What’s considered the golden era of the genre – the 1960s, ‘70s and ‘80s – produced some of the biggest legends of the sport and some of its most prolific winners: Foyt, Andretti, Bobby and Al Unser, Rick Mears and Johnny Rutherford – and the beginning of the careers of Michael Andretti and Al Unser Jr. (Mears and Foyt are shown in the above photo at left).
At the time, with a wider spectrum of available equipment, a talented driver could find himself in the wrong combination for a period of time while others were in winning combinations. Now, with two engine/aero kit manufacturers, one chassis and one tire supplier, the talent is packed closer together.
“Let’s say Driver A in that era had more talent than Driver B, but Driver A wasn’t in the right equipment at the time,” Kanaan explained. “He wouldn’t be as competitive. The discrepancy in the grid was bigger because of the equipment, not because of talent. That masked how tight the competition was at the time. You had a bigger discrepancy in equipment. Now you don’t.”
Now, the starting grids at Indy car races are separated by slim margins. At Iowa last July, the top 10 in qualifying had a margin of slightly more than six-tenths of a second.

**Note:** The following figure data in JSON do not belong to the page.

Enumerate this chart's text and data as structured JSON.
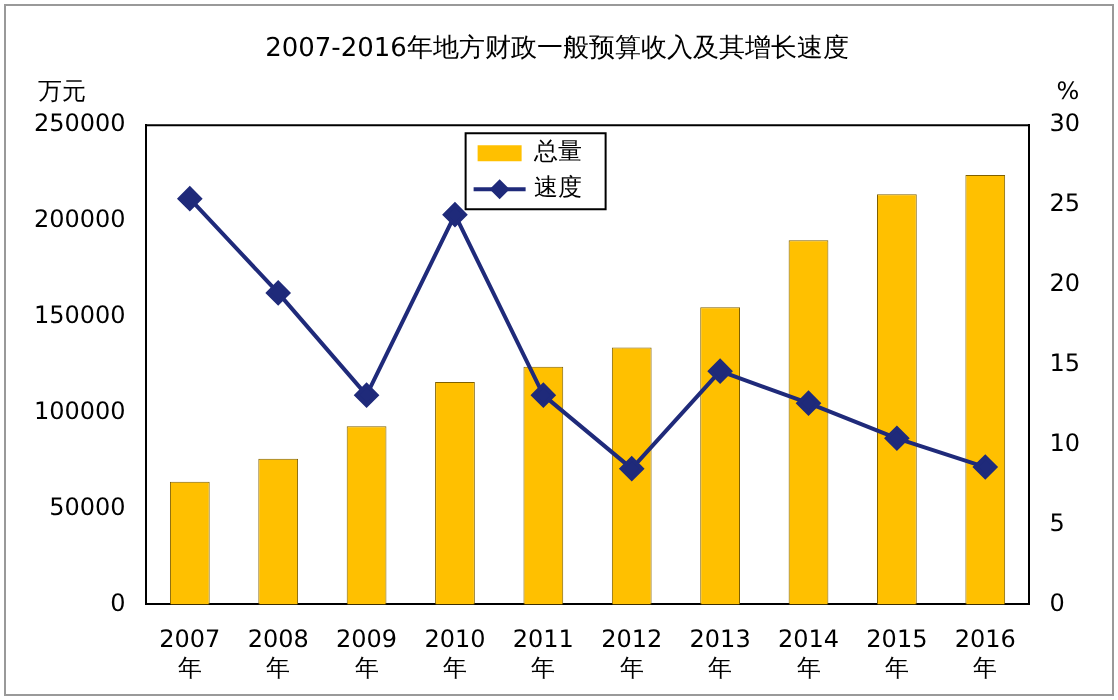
{
  "chart_data": {
    "type": "bar",
    "title": "2007-2016年地方财政一般预算收入及其增长速度",
    "categories": [
      "2007\n年",
      "2008\n年",
      "2009\n年",
      "2010\n年",
      "2011\n年",
      "2012\n年",
      "2013\n年",
      "2014\n年",
      "2015\n年",
      "2016\n年"
    ],
    "series": [
      {
        "name": "总量",
        "color": "#ffc000",
        "values": [
          64000,
          76000,
          93000,
          116000,
          124000,
          134000,
          155000,
          190000,
          214000,
          224000
        ]
      },
      {
        "name": "速度",
        "type": "line",
        "axis": "y2",
        "color": "#1f2a7a",
        "marker": "diamond",
        "values": [
          25.4,
          19.5,
          13.1,
          24.4,
          13.1,
          8.5,
          14.6,
          12.6,
          10.4,
          8.6
        ]
      }
    ],
    "ylabel": "万元",
    "y2label": "%",
    "ylim": [
      0,
      250000
    ],
    "yticks": [
      0,
      50000,
      100000,
      150000,
      200000,
      250000
    ],
    "y2lim": [
      0,
      30
    ],
    "y2ticks": [
      0,
      5,
      10,
      15,
      20,
      25,
      30
    ],
    "grid": false,
    "legend": "top"
  }
}
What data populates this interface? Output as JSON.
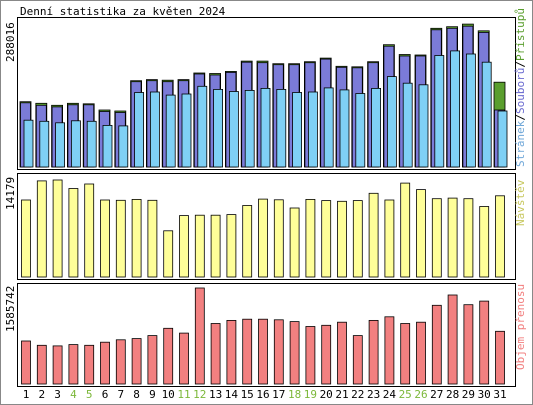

“It’s very competitive now; it’s very cutthroat,” said Dixon (shown at right prepping for the bike portion of the 2015 Ironman 70.3 in Miami). “You’re chasing tenths and hundredths (of a second). When I first came in, you could be four or five tenths off and still be among the top five. That’s just impossible now.”
Which brings us back to fitness. When everything is so close, how does one gain the advantage and the best shot at longevity? Drivers offer a one-word answer: athleticism.
“Look at me. I’m 42,” said Kanaan, who reached that birthday on New Year’s Eve. “The way I’m built and the way I work out and the way I’m keeping myself in shape, I can continue to do this at a high level at this age. Back in the day, a 42-year-old guy who didn’t work out and stay fit would be near the end of his career. He wouldn’t be driving as well because his reflexes would have fallen way off. We’ve changed that. Drivers are lasting longer because they stay fit. It’s a new generation that has extended their careers through fitness.”
So the verdict from a jury of two experts is in. Yes, it’s a good time for Indy car racing, perhaps another golden age, but for different reasons than the previous golden age.
“It is kind of a golden era,” Kanaan said. “I think we have more talent in terms of quantity than in some previous eras, but the equipment is helping to make it extremely close.”